Tony Coma

Biographical details
- Died: December 5, 1994 (aged 63)
- Education: Temple University

Coaching career (HC unless noted)

Men's basketball
- 1959–1965: John Bartram HS (PA)
- 1968–1969: Wilmington Blue Bombers
- 1969: Allentown Jets
- 1969–1972: Cheyney State
- 1972–1974: Cornell

Women's basketball
- 1976–1989: Murrell Dobbins Tech (PA)
- 1991–1992: Academy Park HS (PA)

Accomplishments and honors

Championships
- Philadelphia Public League boys' basketball champion (1961) 3x Philadelphia Public League girls' basketball champion (1986, 1987, 1988)

= Tony Coma =

American former basketball coach

Anthony S. Coma was an American basketball coach who was the head men's basketball coach at Cornell University from 1972 to 1974. He also coached high school basketball in Philadelphia, where his players included future Basketball Hall of Famers Earl Monroe and Dawn Staley.

==Early life==
Coma played basketball and baseball at Central High School and Temple University and signed a minor league contract with the St. Louis Cardinals. He received his bachelor's degree in 1953, a master's in education in 1955, and his doctorate in 1964.

==Coaching==
He coached basketball and baseball at John Bartram High School. His basketball teams compiled a 112-40 record and won the 1961 Philadelphia Public League championship. His players included Earl Monroe, Chris Kefalos, Clarence Brookins, Richie Moore, and Bobby Lewis. His baseball teams posted a 136–43 record and won three city championships (1960, 1961, 1963).

In 1965, he left the School District of Philadelphia to become director of physical education at Cheyney State College. He was the head coach of the Eastern Pennsylvania Basketball League's Wilmington Blue Bombers during the 1968–69 season and led the club to a 20–7 record and an appearance in the league finals.

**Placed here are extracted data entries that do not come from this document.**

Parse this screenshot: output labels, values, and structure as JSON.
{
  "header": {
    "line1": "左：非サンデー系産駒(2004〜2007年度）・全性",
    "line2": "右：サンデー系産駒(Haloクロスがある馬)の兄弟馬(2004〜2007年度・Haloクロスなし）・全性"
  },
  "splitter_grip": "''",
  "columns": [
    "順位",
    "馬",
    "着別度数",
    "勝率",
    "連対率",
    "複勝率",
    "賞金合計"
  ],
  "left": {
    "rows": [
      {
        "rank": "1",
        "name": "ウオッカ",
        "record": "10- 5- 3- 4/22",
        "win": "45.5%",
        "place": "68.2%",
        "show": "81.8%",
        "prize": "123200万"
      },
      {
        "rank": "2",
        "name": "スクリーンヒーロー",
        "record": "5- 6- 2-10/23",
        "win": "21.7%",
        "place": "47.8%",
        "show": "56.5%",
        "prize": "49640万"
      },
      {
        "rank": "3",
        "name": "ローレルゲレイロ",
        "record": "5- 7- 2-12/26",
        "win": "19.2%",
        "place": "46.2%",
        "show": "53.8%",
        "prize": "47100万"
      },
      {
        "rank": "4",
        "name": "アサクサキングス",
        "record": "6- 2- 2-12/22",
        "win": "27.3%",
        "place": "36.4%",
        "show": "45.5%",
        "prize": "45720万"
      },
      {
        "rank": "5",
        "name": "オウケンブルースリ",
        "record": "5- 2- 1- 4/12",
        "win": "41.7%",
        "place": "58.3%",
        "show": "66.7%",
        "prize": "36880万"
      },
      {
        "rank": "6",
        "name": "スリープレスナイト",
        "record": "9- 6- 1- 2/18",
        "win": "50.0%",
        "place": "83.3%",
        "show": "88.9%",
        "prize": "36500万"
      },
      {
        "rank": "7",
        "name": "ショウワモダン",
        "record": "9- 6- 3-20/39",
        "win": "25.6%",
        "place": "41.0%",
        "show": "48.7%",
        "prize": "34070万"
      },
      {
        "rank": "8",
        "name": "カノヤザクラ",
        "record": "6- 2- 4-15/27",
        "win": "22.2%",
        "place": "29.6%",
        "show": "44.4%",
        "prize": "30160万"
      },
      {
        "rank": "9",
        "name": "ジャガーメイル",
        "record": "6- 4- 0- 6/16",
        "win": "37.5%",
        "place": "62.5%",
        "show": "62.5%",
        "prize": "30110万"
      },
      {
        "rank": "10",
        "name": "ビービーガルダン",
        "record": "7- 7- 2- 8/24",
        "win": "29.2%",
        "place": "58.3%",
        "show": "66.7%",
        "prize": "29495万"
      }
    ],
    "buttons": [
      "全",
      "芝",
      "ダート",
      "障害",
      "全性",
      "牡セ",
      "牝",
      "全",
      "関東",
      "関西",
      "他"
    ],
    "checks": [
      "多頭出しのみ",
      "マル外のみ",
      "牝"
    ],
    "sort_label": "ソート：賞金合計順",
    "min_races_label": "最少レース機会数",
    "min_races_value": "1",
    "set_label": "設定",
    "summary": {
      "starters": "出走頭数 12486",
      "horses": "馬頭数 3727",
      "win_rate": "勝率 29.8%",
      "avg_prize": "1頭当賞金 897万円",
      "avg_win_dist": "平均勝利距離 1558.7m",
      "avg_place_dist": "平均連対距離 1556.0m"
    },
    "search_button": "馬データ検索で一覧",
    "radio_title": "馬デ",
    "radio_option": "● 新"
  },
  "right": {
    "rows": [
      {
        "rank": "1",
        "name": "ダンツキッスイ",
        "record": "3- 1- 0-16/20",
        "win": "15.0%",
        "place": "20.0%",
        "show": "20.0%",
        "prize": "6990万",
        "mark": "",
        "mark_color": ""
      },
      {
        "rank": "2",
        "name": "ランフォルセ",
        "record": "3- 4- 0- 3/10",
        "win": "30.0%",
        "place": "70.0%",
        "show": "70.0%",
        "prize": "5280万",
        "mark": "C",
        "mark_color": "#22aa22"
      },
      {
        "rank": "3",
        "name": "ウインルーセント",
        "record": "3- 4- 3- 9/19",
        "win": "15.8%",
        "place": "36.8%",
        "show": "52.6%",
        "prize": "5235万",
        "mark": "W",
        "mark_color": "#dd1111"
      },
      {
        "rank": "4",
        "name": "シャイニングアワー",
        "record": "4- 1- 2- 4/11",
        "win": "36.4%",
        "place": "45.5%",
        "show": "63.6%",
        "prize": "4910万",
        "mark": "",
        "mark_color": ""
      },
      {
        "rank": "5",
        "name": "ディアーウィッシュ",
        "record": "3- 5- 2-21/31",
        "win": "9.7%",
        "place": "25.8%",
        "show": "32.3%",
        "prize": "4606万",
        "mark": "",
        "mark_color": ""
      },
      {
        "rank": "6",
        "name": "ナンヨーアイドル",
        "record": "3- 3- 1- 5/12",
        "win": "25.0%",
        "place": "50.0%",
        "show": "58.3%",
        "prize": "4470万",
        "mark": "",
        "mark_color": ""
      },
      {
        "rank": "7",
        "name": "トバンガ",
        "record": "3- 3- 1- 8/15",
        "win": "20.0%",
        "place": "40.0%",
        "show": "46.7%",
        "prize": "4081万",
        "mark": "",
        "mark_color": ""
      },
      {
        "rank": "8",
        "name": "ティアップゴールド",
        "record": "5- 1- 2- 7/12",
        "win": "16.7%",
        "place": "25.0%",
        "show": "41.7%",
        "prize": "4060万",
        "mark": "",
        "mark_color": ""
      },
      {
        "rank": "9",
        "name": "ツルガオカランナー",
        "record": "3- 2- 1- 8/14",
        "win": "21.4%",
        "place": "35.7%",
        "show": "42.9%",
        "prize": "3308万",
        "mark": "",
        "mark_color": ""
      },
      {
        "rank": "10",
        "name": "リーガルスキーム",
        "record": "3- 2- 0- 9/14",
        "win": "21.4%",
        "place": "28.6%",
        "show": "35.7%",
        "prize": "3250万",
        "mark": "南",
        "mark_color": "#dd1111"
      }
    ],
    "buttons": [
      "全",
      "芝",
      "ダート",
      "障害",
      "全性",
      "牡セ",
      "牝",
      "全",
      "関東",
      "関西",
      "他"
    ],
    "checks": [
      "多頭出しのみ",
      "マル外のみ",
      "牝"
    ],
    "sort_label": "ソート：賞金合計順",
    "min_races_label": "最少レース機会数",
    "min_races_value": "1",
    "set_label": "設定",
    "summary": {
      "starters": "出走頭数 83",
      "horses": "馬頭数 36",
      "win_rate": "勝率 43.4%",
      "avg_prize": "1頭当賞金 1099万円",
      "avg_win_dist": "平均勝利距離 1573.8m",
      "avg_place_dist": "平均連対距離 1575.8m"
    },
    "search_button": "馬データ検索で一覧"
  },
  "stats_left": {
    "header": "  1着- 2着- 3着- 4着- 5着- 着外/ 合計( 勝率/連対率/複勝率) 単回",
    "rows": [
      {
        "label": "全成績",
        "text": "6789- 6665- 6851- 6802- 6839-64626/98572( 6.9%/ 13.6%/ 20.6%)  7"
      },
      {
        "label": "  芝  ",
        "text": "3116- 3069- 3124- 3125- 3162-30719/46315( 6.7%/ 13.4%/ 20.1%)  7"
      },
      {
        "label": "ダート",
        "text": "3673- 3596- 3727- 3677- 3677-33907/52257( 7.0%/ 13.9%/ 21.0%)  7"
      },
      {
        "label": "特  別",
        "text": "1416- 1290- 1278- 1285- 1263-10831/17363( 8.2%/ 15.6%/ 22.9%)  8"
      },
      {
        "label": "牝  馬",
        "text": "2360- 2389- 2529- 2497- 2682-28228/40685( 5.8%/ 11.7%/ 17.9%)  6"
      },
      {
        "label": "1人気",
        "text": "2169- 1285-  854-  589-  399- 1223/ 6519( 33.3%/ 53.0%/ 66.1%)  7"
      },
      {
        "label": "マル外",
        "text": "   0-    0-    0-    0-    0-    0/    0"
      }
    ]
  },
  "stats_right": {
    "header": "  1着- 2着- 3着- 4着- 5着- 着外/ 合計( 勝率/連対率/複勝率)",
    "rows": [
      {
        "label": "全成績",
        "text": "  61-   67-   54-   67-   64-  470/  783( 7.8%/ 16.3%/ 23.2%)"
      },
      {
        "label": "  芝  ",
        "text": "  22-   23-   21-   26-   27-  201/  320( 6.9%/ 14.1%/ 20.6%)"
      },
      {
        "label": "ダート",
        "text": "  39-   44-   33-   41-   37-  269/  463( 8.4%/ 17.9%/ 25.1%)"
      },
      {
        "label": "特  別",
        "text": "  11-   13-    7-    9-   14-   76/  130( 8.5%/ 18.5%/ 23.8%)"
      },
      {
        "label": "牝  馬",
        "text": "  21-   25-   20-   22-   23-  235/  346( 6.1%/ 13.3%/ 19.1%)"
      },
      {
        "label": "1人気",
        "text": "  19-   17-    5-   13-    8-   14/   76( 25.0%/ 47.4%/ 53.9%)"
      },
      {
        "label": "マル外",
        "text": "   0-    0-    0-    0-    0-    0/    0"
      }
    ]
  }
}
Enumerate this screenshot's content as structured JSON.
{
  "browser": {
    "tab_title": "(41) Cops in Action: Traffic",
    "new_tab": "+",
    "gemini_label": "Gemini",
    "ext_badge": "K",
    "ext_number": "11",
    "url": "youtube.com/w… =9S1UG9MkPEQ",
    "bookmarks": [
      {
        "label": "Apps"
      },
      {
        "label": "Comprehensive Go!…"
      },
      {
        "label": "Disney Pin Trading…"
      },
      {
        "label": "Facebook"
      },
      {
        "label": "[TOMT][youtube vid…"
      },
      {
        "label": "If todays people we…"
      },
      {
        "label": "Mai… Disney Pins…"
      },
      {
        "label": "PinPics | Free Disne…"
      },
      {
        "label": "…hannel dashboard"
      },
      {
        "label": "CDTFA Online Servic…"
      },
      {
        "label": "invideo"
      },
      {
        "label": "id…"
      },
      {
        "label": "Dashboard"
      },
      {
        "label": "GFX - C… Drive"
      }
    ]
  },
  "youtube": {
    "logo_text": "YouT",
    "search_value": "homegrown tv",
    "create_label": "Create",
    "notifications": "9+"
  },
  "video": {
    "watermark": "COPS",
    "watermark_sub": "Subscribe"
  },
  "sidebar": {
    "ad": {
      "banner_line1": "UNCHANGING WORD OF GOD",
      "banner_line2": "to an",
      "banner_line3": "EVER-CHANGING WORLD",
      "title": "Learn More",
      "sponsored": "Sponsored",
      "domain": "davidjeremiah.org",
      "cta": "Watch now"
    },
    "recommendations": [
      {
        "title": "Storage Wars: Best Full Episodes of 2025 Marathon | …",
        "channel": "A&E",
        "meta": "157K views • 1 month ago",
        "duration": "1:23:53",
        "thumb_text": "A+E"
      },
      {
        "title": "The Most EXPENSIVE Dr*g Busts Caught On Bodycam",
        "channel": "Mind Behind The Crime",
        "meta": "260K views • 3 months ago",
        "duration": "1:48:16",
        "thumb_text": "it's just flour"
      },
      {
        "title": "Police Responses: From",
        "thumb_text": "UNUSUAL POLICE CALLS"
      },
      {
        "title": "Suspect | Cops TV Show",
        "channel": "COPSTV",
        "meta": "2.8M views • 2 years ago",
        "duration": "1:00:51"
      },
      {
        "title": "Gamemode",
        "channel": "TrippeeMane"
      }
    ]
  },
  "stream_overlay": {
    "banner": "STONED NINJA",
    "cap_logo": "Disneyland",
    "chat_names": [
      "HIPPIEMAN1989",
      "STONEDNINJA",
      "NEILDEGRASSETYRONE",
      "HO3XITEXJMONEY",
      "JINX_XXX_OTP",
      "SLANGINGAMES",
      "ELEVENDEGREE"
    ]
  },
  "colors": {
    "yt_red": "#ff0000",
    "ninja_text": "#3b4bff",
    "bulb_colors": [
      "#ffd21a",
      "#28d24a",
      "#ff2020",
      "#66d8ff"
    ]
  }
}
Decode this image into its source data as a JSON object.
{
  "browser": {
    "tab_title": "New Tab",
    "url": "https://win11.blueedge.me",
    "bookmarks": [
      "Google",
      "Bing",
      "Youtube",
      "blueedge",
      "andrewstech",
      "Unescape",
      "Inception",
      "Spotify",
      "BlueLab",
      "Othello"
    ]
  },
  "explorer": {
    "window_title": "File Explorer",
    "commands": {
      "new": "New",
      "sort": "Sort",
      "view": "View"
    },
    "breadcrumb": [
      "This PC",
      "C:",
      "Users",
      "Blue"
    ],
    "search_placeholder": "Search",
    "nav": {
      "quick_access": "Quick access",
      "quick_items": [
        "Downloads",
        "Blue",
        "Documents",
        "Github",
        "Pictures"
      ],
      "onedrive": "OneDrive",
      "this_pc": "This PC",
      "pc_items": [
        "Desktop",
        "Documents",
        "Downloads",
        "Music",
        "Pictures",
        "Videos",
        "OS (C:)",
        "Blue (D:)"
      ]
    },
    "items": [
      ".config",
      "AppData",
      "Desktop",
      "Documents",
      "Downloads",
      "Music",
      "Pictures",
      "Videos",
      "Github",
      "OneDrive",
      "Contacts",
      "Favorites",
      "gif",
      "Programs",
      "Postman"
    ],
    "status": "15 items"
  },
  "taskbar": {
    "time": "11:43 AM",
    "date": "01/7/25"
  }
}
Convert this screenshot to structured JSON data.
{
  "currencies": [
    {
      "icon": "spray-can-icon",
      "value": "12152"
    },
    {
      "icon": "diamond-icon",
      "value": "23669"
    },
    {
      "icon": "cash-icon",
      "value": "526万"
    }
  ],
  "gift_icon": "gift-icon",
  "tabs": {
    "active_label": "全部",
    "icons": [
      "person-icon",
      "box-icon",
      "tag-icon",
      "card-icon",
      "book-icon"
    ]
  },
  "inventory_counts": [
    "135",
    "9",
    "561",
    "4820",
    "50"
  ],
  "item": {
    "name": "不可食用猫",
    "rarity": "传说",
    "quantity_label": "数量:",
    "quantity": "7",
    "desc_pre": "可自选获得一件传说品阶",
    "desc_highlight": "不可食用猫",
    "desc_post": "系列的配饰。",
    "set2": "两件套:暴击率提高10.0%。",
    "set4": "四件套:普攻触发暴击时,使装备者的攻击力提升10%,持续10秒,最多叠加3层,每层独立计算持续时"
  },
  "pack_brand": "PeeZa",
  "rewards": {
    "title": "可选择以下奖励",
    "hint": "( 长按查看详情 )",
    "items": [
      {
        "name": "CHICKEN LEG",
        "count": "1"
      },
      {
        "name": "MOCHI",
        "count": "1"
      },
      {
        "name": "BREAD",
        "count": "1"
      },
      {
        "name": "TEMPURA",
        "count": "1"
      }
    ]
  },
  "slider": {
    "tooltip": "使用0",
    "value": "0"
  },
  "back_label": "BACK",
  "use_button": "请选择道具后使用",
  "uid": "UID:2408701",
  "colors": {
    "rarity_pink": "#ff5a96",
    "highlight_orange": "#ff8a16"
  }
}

He started the following season with the EPBL's Allentown Jets, but resigned to become the men's basketball coach at Cheyney State after Harold Blitman left the team one day before the start of the season to become head coach of the Miami Floridians of the American Basketball Association. In his three seasons under Coma, Cheyney State amassed a 75–15 record and won the Penn State College Athletic Conference championships in 1971 and 1972.

In July 1972, Coma was named coach of the Cornell Big Red men's basketball team. He inherited a team that went 5–19 the previous season and had five of its six black players quit due to alleged discrimination. However, the team had high hopes for the 1972–73 season after upsetting Penn State in the home opener. The team's leading scorer and rebounder, Brian Wright, quit after five games after a confrontation with Coma. During a 78-48 loss to Penn at the Palestra, guard John O'Neill left the gym after being benched and substitute Doug Murken, upset with his lack of playing time in his hometown, refused to enter the game. Afterwards, they criticized Coma to a reporter and was Murken kicked off the team. Cornell ended the season with a 4–22 record and finished last in the Ivy League. Cornell started the following season with a 3–14 record and Coma resigned on February 7, 1974. According to The Cornell Daily Sun, prior to his departure, players had complained to school administrators that Coma drank heavily, had a poor relationship with the players, and was mismanaging university money. On February 21, 1974, director of athletics Jon Anderson announced that coaches had used money earmarked for travel to pay the admission application fees for prospective basketball players in violation National Collegiate Athletic Association rules.

After leaving Cornell, Coma coached girls' basketball at Murrell Dobbins Tech. He coached Linda Page, who broke Wilt Chamberlain's record for the most points scored by a high school basketball player in Philadelphia. His 1985–86, 1986–87, and 1987–88 teams, led by Dawn Staley, won the Philadelphia Public League championship. In 1991, he came out of retirement to coach the girls' basketball team at Academy Park High School in his hometown of Sharon Hill, Pennsylvania. He died on December 5, 1994.